Темная громада министерства нависала, подобно гранитной скале, готовой сорваться и раздавить в лепешку неосторожно приблизившегося путника. Бергер прошел к крайнему подъезду, почти возле торцовой стены комплекса, глянул влево. Тридцатиэтажная стена с редкими светящимися окнами терялась в сумерках и метельной круговерти. Климат-барьер сличил внешние данные и пропустил его беспрепятственно, но это был лишь первый этап проверки. Бергер потопал, стряхивая снег, вытер ладонью лицо от растаявшего снега. Пока он проделывал эти манипуляции, датчики сверяли параметры его ДНК, психофизические данные с теми, что были заложены в охранную систему.

– Константин Бергер, первый отдел Управления разведки и контрразведки флота.

Он сказал это обычным голосом, хотя в молодости, когда только поступил на службу, на пари с такими же охломонами, только что выпущенными из училища, сумел обмануть систему, изменив модулятором собственной конструкции тембр голоса. Это стоило ему пяти часов медицинских процедур – световые шокеры и акустические парализаторы вкупе с усыпляющим газом сработали вполне эффективно – и первого выговора от начальства. Предложение от научно-технического отдела перейти на работу к ним Бергер отверг.

Набирая личный номер и код доступа, он попытался представить, где сейчас находится кабинет Леонидова – система безопасности «поплавок» постоянно перемещала помещения, закрепленные за сотрудниками и отделами по всему объему сектора, выделенного разведке. Угадать расклад трехмерной «пятнашки» было невозможно, и одно это бросало вызов Константину Бергеру, не без оснований считавшему себя неплохим математиком и аналитиком. Исходя из того, как двигался кабинет начальства в течение предыдущего дня, он составил в уме простенький алгоритм. Видимо, слишком простенький. Система безопасности выиграла и в этот раз – Анатолий Остапович Леонидов сегодня любовался зимним пейзажем, открывающимся из окон в торцовой стене здания министерства.

Секретарь Леонидова капитан-лейтенант Смидович подмигнул Бергеру:

– Как, угадал?

– Я не гадаю, а провожу анализ, основанный на…

– Значит, не угадал, – констатировал секретарь.

За его спиной в стеклянные стены, прозрачные только изнутри, бил летящий снег, высокие ели и голые дубы раскачивались под порывами ветра, и казалось, еще немного – и метель ворвется сюда, погребая присутствующих под сыпучими сугробами.

– Что «царь»? – спросил Бергер.

Леонидова за глаза звали «царем» по аналогии с легендарным правителем Спарты.

– Ждет доклада – велел проводить немедленно.

– Так веди!

– Прошу. – Смидович указал на окно.

Бергер, мысленно поежившись, шагнул в метель и оказался в кабинете Леонидова.

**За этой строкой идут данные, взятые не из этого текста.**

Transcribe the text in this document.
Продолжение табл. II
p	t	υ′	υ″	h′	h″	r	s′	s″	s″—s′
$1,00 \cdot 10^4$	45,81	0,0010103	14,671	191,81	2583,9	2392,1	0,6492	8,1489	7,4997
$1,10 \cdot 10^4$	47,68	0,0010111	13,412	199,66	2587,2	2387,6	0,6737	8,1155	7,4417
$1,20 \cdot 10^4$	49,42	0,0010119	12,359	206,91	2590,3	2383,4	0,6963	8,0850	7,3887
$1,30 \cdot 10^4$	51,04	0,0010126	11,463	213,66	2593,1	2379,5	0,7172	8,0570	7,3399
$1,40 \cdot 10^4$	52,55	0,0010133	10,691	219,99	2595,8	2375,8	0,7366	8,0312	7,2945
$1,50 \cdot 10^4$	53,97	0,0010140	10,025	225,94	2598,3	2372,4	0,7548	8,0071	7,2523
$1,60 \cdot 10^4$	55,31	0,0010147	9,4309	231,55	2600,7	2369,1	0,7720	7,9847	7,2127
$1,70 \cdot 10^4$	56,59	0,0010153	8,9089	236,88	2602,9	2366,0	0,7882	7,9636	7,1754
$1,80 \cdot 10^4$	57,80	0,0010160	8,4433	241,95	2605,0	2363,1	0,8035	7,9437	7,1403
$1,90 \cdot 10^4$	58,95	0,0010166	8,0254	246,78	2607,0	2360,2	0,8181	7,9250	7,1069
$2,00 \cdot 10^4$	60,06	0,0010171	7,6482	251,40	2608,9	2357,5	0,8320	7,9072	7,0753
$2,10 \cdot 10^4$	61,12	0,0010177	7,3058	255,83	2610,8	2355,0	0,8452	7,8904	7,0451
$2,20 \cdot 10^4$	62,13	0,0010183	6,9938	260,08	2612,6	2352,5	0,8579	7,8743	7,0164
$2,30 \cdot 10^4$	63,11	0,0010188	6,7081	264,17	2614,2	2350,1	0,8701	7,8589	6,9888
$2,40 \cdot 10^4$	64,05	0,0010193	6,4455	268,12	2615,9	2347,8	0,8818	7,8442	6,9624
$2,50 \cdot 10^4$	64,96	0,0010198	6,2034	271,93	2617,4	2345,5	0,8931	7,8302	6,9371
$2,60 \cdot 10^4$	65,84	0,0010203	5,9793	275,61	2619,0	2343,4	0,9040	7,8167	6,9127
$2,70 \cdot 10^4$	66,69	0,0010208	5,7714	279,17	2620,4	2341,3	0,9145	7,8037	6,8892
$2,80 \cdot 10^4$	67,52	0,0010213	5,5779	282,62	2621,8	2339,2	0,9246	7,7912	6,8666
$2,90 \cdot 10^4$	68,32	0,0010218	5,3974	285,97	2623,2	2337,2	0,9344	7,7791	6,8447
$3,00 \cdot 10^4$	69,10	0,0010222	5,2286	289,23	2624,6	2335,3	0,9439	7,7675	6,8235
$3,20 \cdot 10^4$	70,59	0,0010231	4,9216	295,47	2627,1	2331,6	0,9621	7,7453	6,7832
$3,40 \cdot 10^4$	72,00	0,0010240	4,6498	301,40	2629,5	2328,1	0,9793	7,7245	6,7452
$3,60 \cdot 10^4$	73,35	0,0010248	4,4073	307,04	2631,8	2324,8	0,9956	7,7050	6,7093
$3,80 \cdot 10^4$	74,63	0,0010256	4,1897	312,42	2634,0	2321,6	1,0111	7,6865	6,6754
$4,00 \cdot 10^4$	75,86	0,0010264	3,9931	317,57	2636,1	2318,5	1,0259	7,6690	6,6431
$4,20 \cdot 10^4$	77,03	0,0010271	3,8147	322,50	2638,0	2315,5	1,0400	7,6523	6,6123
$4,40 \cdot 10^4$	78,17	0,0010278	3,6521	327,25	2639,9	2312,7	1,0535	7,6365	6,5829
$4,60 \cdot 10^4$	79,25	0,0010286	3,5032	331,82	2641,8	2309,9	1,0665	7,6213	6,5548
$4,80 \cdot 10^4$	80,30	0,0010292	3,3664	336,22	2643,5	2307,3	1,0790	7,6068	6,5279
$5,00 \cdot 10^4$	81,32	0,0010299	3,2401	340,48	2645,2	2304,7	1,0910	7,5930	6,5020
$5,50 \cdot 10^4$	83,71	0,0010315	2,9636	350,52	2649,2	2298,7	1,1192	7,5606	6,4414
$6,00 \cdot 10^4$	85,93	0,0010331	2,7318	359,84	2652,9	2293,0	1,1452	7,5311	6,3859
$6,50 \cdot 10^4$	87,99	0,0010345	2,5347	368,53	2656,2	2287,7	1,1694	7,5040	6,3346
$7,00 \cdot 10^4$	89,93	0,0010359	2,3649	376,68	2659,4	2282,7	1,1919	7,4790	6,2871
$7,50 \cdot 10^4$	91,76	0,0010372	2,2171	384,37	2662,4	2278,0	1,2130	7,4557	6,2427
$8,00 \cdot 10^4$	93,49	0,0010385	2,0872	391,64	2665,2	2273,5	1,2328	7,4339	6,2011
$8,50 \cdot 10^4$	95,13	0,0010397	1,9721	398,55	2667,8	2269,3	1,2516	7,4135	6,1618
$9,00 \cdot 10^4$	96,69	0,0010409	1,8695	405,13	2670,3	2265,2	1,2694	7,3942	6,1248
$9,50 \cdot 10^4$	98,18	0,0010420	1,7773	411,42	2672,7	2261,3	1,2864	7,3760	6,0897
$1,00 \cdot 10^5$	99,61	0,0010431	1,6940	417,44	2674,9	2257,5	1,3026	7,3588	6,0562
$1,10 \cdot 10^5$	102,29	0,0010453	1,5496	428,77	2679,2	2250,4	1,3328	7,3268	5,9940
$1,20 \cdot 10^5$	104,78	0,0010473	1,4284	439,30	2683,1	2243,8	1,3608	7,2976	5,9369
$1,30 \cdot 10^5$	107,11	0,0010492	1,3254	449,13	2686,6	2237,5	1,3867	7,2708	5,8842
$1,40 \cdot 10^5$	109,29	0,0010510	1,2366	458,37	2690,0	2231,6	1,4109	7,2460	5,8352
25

Он считал подобные изыски конспирации лишними в здании Министерства обороны, однако начальству виднее.

Полковник Леонидов взглянул на Бергера через экран, с которого читал последние новости, опубликованные в «Питерском ветеране», и радушным жестом предложил присаживаться. Он был невысок ростом, плотен, с короткими светлыми волосами. В углах глаз отпечатались «гусиные лапки» морщин, как у завзятых весельчаков. Леонидов не был весельчаком, но чувство юмора имел. Правда, весьма своеобразное.

Кабинет отражал мнение хозяина по поводу полагающейся на рабочем месте обстановки – ничего лишнего. «Царь» любил простоту что в общении, что в быту, во всяком случае декларировал это. Простота, однако, не подразумевала панибратства, хотя взаимоотношения в разведке строились не совсем как в общеармейской среде – здесь предпочитали обходиться без чинов и званий. Повелось так потому, что большинство чинов УРК в свое время работали полевыми агентами, а это предполагало отказ от привычных армейских и флотских стереотипов поведения.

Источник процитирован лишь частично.